Em Os Farofeiros 2, Alexandre, Lima, Rocha e Diguinho partem com suas respectivas famílias para mais uma típica farofada. Desta vez o destino é um supostamente paradisíaco resort na Bahia, com direito a piscina de higiene duvidosa, paredes de papelão e muita confusão nas praias.

Crítica

Dentro da lógica cinematográfica industrial, continuações são muito bem-vindas porque indicam sucessos. Os Farofeiros 2 é a sequência de um longa-metragem que levou mais de dois milhões de espectadores às salas de cinema, ou seja, provavelmente há expectativas prévias de performance semelhante condicionando até as escolhas estético-narrativas. A trama mostra Alexandre (Antônio Fragoso) como um chefe cuja popularidade em baixa com sua equipe coloca em risco uma promoção futura. Aconselhado pela superior a dividir com os subordinados um prêmio por êxito profissional, ele coloca todo mundo num ônibus caindo aos pedaços rumo à Bahia, agindo com o bom e velho puxa-saquismo corporativo visando se dar bem. No entanto, o mais interessante no ponto de partida desse filme é a constituição do grupo de narradores. Os filhos desses farofeiros são pegos na escola com redações absolutamente iguais sobre as férias. Obrigados pela diretora a contar o que realmente aconteceu no recesso, os pequenos vão colando retalhos e nos apresentando as tais férias frustradas. Então, o diretor Roberto Santucci tem narradores pouco confiáveis que, ainda por cima, são crianças dadas a aumentos e invenções. Pena que Santucci não elabore essa curiosa ideia dos contadores de causo que podem simplesmente estar mandando lorotas na direção da educadora que deseja os punir por plágio.
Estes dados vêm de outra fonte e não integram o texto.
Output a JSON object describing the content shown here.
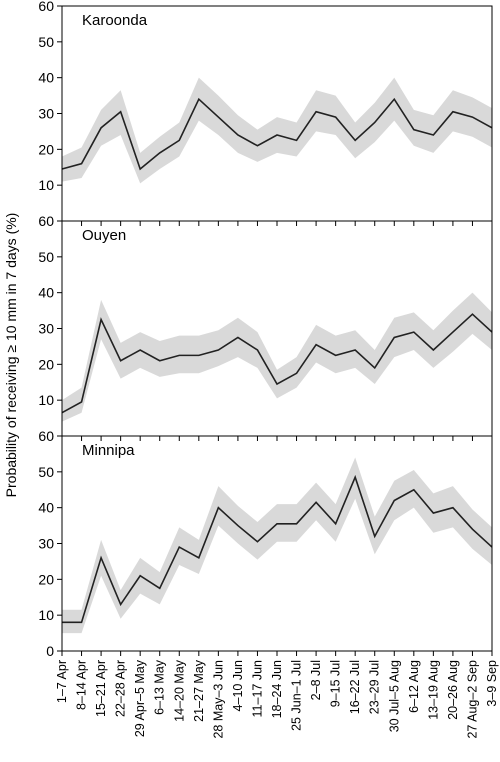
{
  "chart_data": {
    "type": "line",
    "ylabel": "Probability of receiving ≥ 10 mm in 7 days (%)",
    "categories": [
      "1–7 Apr",
      "8–14 Apr",
      "15–21 Apr",
      "22–28 Apr",
      "29 Apr–5 May",
      "6–13 May",
      "14–20 May",
      "21–27 May",
      "28 May–3 Jun",
      "4–10 Jun",
      "11–17 Jun",
      "18–24 Jun",
      "25 Jun–1 Jul",
      "2–8 Jul",
      "9–15 Jul",
      "16–22 Jul",
      "23–29 Jul",
      "30 Jul–5 Aug",
      "6–12 Aug",
      "13–19 Aug",
      "20–26 Aug",
      "27 Aug–2 Sep",
      "3–9 Sep"
    ],
    "y_ticks": [
      0,
      10,
      20,
      30,
      40,
      50,
      60
    ],
    "ylim": [
      0,
      60
    ],
    "colors": {
      "line": "#222222",
      "band": "#d9d9d9",
      "axis": "#000000"
    },
    "panels": [
      {
        "name": "Karoonda",
        "values": [
          14.5,
          16,
          26,
          30.5,
          14.5,
          19,
          22.5,
          34,
          29,
          24,
          21,
          24,
          22.5,
          30.5,
          29,
          22.5,
          27.5,
          34,
          25.5,
          24,
          30.5,
          29,
          26
        ],
        "lower": [
          11,
          12,
          21,
          24,
          10.5,
          14.5,
          18,
          28,
          24,
          19,
          16.5,
          19,
          18,
          25,
          24,
          17.5,
          22,
          28,
          21,
          19,
          25,
          23.5,
          20.5
        ],
        "upper": [
          18,
          20.5,
          31,
          36.5,
          19,
          23.5,
          27.5,
          40,
          35,
          29.5,
          25.5,
          29,
          27.5,
          36.5,
          35,
          27.5,
          33,
          40,
          31,
          29.5,
          36.5,
          34.5,
          31.5
        ]
      },
      {
        "name": "Ouyen",
        "values": [
          6.5,
          9.5,
          32.5,
          21,
          24,
          21,
          22.5,
          22.5,
          24,
          27.5,
          24,
          14.5,
          17.5,
          25.5,
          22.5,
          24,
          19,
          27.5,
          29,
          24,
          29,
          34,
          29
        ],
        "lower": [
          4,
          6.5,
          27,
          16,
          19,
          16.5,
          17.5,
          17.5,
          19.5,
          22,
          19,
          10.5,
          13.5,
          20.5,
          17.5,
          19,
          14.5,
          22,
          24,
          19,
          23.5,
          28.5,
          24
        ],
        "upper": [
          10,
          13.5,
          38,
          26,
          29,
          26.5,
          28,
          28,
          29.5,
          33,
          29,
          18.5,
          22,
          31,
          28,
          29.5,
          24,
          33,
          34.5,
          29.5,
          35,
          40,
          34.5
        ]
      },
      {
        "name": "Minnipa",
        "values": [
          8,
          8,
          26,
          13,
          21,
          17.5,
          29,
          26,
          40,
          35,
          30.5,
          35.5,
          35.5,
          41.5,
          35.5,
          48.5,
          32,
          42,
          45,
          38.5,
          40,
          34,
          29
        ],
        "lower": [
          5,
          5,
          21,
          9,
          16,
          13,
          24,
          21.5,
          35,
          30,
          25.5,
          30.5,
          30.5,
          36.5,
          30.5,
          42.5,
          27,
          36.5,
          40,
          33,
          34.5,
          28.5,
          24
        ],
        "upper": [
          11.5,
          11.5,
          31,
          17,
          26,
          22,
          34.5,
          31,
          46,
          40.5,
          36,
          41,
          41,
          47,
          41,
          54,
          37.5,
          47.5,
          50.5,
          44,
          46,
          39.5,
          34.5
        ]
      }
    ]
  }
}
O fato de as crianças contarem Os Farofeiros 2 pouco importa, exatamente porque o roteiro assinado por Paulo Cursino não trabalha a dúvida como elemento dramático. Outro problema que pode ser creditado ao roteiro é o desequilíbrio entre os núcleos, com personagens aparecendo de modo muito desproporcional se comparados aos demais. Exemplo disso é Alexandre, em tese o protagonista cuja ambição motiva toda a confusão no fim de mundo vendido pela publicidade como resort paradisíaco. Ao longo da trama são raros os instantes em que a motivação (reverter a imagem negativa perante os subordinados) justifica qualquer coisa. O personagem é eclipsado por sua esposa, Renata (Danielle Winits), a típica dondoca de comportamento sempre histriónico, com caras e bocas exageradas ao ponto de ultrapassar o potencial cômico da caricatura e gerar certa irritação. Winits passa o filme inteiro gritando, reclamando, tendo atitudes pouco gregárias, ou seja, apagando completamente Alexandre. Mas, Paulo Cursino é dado a se antecipar às críticas e, lá pelas tantas, coloca na boca da própria Renata a consciência disso de modo metalinguístico. Ao serem indagadas sobre o que estão vendo no tablet, as crianças falam “Os Farofeiros 2” e Renata responde algo assim: “ah, não gosto de comédia brasileira, especialmente essa, em que mulheres não param de gritar e riem de pobres”.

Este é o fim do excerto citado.